Fondi ai gruppi consiliari della Provincia di Vibo, tutti assolti: "Il fatto non sussiste"
Tutti assolti. Questo il verdetto emesso nel primo pomeriggio di oggi, 23 giugno 2020, dal Tribunale collegiale di Vibo presieduto dal giudice Giulio De Gregorio nell'ambito del processo sui fondi ai gruppi consiliari della Provincia di Vibo.
Il "fatto non sussiste". Tra gli imputati assolti da tutte le accuse spicca l'ex presidente della Provincia di Vibo Valentia Francesco Denisi. Insieme a lui sono stati prosciolti perché "il fatto non sussiste" anche l'ex presidente del Consiglio provinciale di Vibo e attuale sindaco di Acquaro Giuseppe Barilaro; l'ex consigliere provinciale e sindaco di San Nicola da Crissa Giuseppe Condello; l'ex consigliere provinciale e già consigliere comunale di Serra San Bruno Giuseppe Raffele; l'ex consigliere provinciale Carlo Brosio e i due ex dirigenti Armanda De Sossi e Antonio Vinci.

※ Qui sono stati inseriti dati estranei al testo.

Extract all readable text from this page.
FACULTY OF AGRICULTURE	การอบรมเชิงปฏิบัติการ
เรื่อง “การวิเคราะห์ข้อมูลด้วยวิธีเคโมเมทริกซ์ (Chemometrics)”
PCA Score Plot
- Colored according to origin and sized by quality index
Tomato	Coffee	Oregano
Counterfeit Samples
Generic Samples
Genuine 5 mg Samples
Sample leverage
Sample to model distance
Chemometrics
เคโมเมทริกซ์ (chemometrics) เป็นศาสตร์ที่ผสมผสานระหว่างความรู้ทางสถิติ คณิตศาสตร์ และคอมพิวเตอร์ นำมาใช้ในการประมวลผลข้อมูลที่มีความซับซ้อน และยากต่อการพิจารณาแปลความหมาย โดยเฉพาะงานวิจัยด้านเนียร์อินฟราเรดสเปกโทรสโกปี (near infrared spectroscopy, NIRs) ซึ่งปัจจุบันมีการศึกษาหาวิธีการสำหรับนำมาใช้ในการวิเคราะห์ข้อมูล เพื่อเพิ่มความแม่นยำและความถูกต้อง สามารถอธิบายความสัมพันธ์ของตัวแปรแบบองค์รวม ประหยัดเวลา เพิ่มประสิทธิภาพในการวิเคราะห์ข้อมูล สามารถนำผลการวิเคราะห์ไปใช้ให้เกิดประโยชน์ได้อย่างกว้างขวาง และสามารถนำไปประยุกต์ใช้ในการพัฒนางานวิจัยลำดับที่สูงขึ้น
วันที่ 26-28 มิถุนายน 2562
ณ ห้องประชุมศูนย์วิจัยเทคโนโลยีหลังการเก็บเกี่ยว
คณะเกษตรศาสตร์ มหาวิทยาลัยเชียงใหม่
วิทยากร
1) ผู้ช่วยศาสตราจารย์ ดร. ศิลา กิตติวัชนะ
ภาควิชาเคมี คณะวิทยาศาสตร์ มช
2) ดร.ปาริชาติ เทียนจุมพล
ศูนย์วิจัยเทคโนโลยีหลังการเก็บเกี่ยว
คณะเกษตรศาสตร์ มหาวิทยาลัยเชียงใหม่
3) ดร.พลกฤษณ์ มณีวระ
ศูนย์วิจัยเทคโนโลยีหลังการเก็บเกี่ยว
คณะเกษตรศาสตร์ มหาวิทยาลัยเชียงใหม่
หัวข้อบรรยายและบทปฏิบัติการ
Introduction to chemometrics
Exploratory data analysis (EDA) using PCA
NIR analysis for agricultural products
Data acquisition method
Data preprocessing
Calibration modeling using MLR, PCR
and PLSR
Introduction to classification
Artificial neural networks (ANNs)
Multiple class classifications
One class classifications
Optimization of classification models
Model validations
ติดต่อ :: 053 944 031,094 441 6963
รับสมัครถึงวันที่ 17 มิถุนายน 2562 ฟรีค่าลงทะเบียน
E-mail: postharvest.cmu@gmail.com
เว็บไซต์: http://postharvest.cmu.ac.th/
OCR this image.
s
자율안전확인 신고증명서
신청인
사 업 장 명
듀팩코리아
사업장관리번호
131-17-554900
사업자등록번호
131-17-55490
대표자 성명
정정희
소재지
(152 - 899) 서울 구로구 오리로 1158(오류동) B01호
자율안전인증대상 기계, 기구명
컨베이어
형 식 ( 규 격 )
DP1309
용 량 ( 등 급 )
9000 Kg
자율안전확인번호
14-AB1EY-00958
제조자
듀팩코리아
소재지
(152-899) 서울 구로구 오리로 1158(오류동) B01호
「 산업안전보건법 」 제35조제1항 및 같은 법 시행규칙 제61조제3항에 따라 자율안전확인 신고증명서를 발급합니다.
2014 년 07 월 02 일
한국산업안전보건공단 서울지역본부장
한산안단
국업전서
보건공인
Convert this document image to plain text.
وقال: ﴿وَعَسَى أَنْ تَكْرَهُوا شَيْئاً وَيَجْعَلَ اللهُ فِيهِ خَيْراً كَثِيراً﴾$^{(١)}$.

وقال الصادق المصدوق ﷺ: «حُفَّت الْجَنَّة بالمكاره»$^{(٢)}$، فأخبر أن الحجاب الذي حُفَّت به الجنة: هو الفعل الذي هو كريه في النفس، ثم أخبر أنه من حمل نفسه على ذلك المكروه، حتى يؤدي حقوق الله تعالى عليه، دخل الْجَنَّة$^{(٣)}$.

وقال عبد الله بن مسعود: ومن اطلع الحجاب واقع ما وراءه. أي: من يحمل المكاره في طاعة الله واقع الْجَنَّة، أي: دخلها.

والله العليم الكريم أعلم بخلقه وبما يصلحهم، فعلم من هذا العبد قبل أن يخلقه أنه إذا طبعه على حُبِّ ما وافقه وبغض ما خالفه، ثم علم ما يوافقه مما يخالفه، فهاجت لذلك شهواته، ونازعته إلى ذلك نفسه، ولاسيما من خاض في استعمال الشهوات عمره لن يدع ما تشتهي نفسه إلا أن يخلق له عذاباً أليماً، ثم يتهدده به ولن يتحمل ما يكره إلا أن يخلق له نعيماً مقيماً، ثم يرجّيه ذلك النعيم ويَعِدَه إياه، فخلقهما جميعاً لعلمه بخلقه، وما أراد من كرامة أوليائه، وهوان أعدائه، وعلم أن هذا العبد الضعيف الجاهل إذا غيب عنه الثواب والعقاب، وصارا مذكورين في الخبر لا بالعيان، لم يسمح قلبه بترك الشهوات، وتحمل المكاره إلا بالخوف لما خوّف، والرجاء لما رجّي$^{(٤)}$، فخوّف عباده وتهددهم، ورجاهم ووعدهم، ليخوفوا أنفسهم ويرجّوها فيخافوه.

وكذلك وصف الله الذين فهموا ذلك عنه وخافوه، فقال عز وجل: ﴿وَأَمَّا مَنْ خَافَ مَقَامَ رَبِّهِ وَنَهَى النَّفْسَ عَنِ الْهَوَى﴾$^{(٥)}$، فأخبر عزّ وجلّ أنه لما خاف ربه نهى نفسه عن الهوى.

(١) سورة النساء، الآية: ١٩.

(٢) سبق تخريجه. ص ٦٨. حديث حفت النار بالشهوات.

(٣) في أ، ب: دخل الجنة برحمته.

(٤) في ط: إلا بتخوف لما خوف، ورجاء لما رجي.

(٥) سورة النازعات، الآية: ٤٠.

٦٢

L'ipotesi accusatoria. Peculato e falso ideologico i reati contestati dalla Procura che aveva avanzato una richiesta di rinvio a giudizio già dal luglio 2015. Nei confronti di Raffele, Barilaro, Condello, Brosio e Vinci, la Procura contestava pure il reato di falso ideologico per aver “falsamente attestato”, secondo l’accusa, la quantificazione nel 2010 di fondi assegnati ai gruppi consiliari per 73 mila euro. Somma di cui tutti gli indagati (e da qui l’accusa di peculato) avrebbero agevolato l’appropriazione da parte degli effettivi beneficiari dei fondi. Accuse smontate dalla difesa rappresentata in ordine sparso dagli avvocati Antonio Porcelli, Antonio Barilaro, Giuseppe Di Renzo, Pino Altieri, Gaetano Scalamogna, Domenico Colaci, Franco Giampà e Giovanni Lacaria.